Infographic: How Exposure to Cannabis in Utero Affects Development

Rodent and human studies have revealed a multitude of effects starting during gestation and lasting into adulthood.

Jan 1, 2019
Andrew Scheyer

Large-scale, longitudinal studies of humans whose mothers smoked marijuana once or more per week and experimental work on rodents exposed to cannabinoids in utero have yielded remarkably consistent intellectual and behavioral correlates of fetal exposure to this drug. Some exposed individuals exhibit deficits in memory, cognition, and measures of sociability. These aberrations appear during infancy and persist through adulthood and are tied to changes in the expression of multiple gene families, as well as more global measures of brain responsiveness and plasticity. Researchers currently consider these perturbations to be mediated by changes to the endocannabinoid system caused by the active compounds in cannabis. 

© Laurie o’keEfe

How cannabis affects the function of neurons

The human body contains two primary cannabinoid receptors: CB1R and CB2R. CB1R is present in the human fetal cerebrum by the first weeks of the second trimester, and is the brain’s most abundant G-protein coupled receptor. Located at the presynaptic terminal of neurons, CB1R is activated by endocannabinoids, which are synthesized from fatty acids in the postsynaptic neuron. The receptors’ activation modulates the presynaptic release of neurotransmitters, thereby affecting synaptic function and a range of downstream signaling agents, from glutamate, dopamine, and serotonin to neuropeptides and hormones.

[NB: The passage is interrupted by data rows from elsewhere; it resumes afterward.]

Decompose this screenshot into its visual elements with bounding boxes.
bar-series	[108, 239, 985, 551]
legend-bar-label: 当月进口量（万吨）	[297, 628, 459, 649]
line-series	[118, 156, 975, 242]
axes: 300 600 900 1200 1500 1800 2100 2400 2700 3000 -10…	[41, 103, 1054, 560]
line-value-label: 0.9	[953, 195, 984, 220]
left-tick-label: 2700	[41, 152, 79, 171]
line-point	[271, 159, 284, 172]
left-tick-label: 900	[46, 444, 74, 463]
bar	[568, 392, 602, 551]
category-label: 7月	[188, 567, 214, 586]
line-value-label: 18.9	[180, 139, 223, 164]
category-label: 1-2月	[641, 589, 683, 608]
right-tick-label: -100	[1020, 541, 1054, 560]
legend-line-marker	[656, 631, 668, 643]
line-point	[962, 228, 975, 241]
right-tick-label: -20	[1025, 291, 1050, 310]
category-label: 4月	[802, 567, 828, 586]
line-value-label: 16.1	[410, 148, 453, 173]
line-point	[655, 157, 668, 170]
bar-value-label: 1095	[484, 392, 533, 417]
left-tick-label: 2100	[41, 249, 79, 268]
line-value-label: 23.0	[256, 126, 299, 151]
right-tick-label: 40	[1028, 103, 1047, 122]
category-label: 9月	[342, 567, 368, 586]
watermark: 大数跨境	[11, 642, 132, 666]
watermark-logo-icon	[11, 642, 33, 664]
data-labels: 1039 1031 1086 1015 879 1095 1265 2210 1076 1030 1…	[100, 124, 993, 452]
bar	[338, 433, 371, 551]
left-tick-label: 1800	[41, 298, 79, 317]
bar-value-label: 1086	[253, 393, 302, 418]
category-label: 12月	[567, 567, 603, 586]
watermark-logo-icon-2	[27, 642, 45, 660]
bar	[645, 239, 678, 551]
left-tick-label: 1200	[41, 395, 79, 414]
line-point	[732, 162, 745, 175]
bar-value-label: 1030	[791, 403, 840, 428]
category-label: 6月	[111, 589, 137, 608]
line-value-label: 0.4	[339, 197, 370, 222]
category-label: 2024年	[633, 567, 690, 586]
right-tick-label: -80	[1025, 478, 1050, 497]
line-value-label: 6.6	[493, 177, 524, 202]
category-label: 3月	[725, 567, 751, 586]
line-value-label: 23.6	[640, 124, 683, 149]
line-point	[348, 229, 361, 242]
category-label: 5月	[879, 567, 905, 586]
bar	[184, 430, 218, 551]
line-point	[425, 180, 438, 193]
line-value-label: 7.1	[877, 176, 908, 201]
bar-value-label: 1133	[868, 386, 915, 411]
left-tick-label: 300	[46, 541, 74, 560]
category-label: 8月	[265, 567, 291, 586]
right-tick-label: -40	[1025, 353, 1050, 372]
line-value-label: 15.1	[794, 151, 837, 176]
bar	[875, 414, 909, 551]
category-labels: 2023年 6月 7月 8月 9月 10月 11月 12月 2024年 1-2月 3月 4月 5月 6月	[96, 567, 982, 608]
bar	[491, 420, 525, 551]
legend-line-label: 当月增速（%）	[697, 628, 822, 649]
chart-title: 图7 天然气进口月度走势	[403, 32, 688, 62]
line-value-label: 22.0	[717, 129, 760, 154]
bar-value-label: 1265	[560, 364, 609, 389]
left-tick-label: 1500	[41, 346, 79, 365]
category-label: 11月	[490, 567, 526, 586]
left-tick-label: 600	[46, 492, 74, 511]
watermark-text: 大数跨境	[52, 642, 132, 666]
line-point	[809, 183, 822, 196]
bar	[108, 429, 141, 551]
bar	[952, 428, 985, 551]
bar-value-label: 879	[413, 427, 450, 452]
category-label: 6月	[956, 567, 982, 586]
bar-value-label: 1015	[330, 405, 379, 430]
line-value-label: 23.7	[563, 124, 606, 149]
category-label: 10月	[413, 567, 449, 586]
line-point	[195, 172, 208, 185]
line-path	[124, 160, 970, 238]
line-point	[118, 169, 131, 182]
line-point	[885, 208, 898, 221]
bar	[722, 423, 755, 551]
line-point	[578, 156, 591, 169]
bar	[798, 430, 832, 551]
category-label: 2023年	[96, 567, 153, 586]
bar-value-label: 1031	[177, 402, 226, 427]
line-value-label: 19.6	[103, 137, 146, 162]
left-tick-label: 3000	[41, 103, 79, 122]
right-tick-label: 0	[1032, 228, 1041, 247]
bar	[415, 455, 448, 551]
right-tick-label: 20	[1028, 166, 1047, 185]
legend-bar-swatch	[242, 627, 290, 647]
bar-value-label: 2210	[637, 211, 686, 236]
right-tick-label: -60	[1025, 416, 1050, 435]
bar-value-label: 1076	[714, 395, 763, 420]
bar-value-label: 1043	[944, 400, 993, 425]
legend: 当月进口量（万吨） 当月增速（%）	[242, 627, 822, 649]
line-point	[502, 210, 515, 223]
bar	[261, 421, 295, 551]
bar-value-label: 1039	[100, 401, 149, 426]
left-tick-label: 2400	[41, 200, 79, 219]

The function of CB2Rs in the brain is still poorly understood, but there is some evidence that they exist both pre- and post-synaptically, as well as on glia and astrocytes. One recent paper suggests that, like CB1Rs, CB2Rs regulate neurotransmitter release (Synapse, 72:e22061, 2018).

When people smoke or ingest marijuana, exogenous cannabinoids enter the nervous system and activate these receptors. Stimulation by these high-affinity agonists results in stronger binding and greater activation of CB1R, triggering the process of receptor downregulation. Specifically, the greater binding causes the receptors to be internalized and degraded, such that they are no longer as available for cannabinoid signaling, and can thereby alter neuronal firing and other downstream events.